Bagi Iqbal, suara yang ia bawa ke COP30 merupakan cerminan dari perjuangan panjang masyarakat adat yang selama ini terpinggirkan dalam diskusi iklim global. Keterlibatannya membawa tanggung jawab besar. “Saya akan membawa tiga isu besar dari Indonesia ke COP30: hak masyarakat adat, deforestasi, dan pertambangan. Kalau kita serius dalam menangani perubahan iklim, RUU Masyarakat Adat merupakan solusi iklim yang kritikal,” katanya lantang.
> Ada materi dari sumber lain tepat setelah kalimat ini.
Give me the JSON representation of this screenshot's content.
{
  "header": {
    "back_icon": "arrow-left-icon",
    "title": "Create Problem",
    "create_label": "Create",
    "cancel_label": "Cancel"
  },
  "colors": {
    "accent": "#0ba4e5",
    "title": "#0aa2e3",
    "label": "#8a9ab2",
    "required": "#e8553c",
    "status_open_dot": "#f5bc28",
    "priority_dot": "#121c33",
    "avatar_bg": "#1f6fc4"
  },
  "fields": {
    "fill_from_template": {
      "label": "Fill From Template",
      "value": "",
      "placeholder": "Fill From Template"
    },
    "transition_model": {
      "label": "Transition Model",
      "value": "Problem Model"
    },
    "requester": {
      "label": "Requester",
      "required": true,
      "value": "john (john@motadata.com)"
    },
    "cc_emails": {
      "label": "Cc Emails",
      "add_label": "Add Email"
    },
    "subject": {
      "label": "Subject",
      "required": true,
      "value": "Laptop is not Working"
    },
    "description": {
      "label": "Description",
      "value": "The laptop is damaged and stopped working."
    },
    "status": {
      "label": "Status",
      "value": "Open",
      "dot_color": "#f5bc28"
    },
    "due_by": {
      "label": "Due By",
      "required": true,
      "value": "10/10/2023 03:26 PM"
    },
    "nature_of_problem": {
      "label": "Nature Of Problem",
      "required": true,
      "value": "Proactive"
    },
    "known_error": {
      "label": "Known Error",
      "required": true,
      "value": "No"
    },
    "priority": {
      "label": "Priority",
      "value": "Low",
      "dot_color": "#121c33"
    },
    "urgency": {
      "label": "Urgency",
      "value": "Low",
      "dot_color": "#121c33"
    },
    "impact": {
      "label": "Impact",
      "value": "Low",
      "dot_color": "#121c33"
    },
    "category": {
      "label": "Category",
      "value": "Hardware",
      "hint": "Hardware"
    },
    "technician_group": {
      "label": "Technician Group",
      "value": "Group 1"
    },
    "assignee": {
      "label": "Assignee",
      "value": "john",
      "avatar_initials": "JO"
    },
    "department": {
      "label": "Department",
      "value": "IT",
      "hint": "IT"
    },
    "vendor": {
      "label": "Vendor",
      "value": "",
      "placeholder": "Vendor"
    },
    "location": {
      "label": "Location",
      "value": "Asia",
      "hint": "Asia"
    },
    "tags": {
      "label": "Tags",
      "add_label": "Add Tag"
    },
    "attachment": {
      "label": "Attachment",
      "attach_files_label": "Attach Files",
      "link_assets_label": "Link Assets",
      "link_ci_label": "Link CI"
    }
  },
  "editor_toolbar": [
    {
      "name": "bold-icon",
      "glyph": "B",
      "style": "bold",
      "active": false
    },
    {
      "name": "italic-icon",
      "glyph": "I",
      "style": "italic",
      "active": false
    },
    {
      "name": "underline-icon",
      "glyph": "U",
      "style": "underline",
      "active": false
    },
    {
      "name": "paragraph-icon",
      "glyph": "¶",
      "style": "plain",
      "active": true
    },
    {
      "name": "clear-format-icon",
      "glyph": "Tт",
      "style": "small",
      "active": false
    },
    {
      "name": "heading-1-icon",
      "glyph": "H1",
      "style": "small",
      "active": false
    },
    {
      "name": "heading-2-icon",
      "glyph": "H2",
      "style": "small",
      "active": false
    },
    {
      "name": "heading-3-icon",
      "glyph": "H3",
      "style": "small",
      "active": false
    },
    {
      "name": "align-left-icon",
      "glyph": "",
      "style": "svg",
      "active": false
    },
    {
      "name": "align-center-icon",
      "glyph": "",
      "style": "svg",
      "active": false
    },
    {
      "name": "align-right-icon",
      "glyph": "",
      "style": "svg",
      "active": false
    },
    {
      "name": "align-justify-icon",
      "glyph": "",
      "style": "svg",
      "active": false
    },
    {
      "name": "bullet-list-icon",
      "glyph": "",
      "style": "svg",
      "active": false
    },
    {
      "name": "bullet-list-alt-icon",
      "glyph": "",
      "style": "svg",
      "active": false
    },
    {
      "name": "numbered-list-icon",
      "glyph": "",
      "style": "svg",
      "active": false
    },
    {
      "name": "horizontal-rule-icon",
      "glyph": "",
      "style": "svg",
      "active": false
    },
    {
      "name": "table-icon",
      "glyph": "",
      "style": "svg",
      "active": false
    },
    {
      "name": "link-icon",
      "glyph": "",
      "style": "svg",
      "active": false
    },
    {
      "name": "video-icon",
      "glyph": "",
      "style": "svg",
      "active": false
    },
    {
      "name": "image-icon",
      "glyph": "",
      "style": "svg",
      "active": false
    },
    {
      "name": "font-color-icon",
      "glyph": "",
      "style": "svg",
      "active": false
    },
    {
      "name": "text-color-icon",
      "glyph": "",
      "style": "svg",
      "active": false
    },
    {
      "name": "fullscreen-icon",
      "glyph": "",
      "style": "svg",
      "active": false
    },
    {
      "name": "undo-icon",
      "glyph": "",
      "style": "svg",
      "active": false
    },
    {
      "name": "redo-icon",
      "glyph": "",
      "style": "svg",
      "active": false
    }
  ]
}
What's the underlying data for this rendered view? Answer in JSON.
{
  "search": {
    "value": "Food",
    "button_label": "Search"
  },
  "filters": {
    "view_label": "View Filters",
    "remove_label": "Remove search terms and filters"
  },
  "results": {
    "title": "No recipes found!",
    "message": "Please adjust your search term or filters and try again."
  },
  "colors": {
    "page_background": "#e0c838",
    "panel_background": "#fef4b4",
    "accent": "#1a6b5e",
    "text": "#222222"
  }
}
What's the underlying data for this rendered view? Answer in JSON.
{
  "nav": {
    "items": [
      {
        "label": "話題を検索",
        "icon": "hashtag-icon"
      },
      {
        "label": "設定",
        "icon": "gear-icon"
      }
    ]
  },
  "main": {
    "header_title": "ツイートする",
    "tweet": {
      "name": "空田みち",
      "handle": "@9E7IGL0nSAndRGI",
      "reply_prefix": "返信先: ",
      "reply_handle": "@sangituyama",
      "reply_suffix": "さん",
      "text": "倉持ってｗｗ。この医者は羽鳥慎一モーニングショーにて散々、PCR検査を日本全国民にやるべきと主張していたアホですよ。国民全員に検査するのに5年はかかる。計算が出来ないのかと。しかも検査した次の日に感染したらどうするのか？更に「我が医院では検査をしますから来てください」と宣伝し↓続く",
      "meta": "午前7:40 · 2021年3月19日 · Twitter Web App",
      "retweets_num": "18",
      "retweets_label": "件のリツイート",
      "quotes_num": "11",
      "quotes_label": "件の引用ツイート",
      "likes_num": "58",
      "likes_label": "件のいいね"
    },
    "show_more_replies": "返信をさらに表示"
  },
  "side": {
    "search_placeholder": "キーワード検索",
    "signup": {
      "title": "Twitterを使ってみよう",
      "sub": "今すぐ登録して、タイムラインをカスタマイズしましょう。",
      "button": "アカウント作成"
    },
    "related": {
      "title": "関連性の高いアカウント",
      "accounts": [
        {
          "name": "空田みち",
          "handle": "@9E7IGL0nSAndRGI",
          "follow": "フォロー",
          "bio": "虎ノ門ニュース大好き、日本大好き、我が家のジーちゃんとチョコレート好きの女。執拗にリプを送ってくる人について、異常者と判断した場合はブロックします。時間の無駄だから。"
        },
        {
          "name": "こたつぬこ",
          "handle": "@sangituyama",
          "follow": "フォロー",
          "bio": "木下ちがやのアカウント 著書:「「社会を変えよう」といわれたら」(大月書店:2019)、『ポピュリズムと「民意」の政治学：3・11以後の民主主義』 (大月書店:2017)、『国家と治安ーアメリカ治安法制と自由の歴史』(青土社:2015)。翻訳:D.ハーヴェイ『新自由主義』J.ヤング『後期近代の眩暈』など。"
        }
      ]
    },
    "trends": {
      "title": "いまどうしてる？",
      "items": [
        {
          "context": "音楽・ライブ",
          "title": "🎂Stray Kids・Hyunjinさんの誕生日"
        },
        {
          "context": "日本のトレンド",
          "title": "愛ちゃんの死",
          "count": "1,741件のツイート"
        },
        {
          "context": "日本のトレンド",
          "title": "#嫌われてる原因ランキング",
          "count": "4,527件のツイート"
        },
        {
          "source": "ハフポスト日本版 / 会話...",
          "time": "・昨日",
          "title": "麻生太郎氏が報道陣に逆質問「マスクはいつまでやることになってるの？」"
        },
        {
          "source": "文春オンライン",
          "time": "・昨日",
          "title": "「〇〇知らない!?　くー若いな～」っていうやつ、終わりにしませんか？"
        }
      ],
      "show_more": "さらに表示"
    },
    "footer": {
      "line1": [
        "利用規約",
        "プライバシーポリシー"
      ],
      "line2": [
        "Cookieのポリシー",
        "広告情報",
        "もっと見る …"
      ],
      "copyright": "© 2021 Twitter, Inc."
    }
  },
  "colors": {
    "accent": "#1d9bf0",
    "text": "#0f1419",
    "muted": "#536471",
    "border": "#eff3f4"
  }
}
Pernyataan Iqbal mengandung semangat yang dirasakan oleh banyak orang muda di seluruh dunia yang menghadapi ketimpangan yang sama dalam krisis iklim.
“Orang muda di seluruh dunia harus bangkit, keluarlah dan hentikan sistem yang terus mengeksploitasi sumber daya alam tanpa peduli pada keberlanjutannya. Indonesia juga harus berhenti mengkriminalisasikan masyarakat adat dan pemuda yang berjuang karena mereka bersuara untuk udara yang layak,” ujar Iqbal lagi.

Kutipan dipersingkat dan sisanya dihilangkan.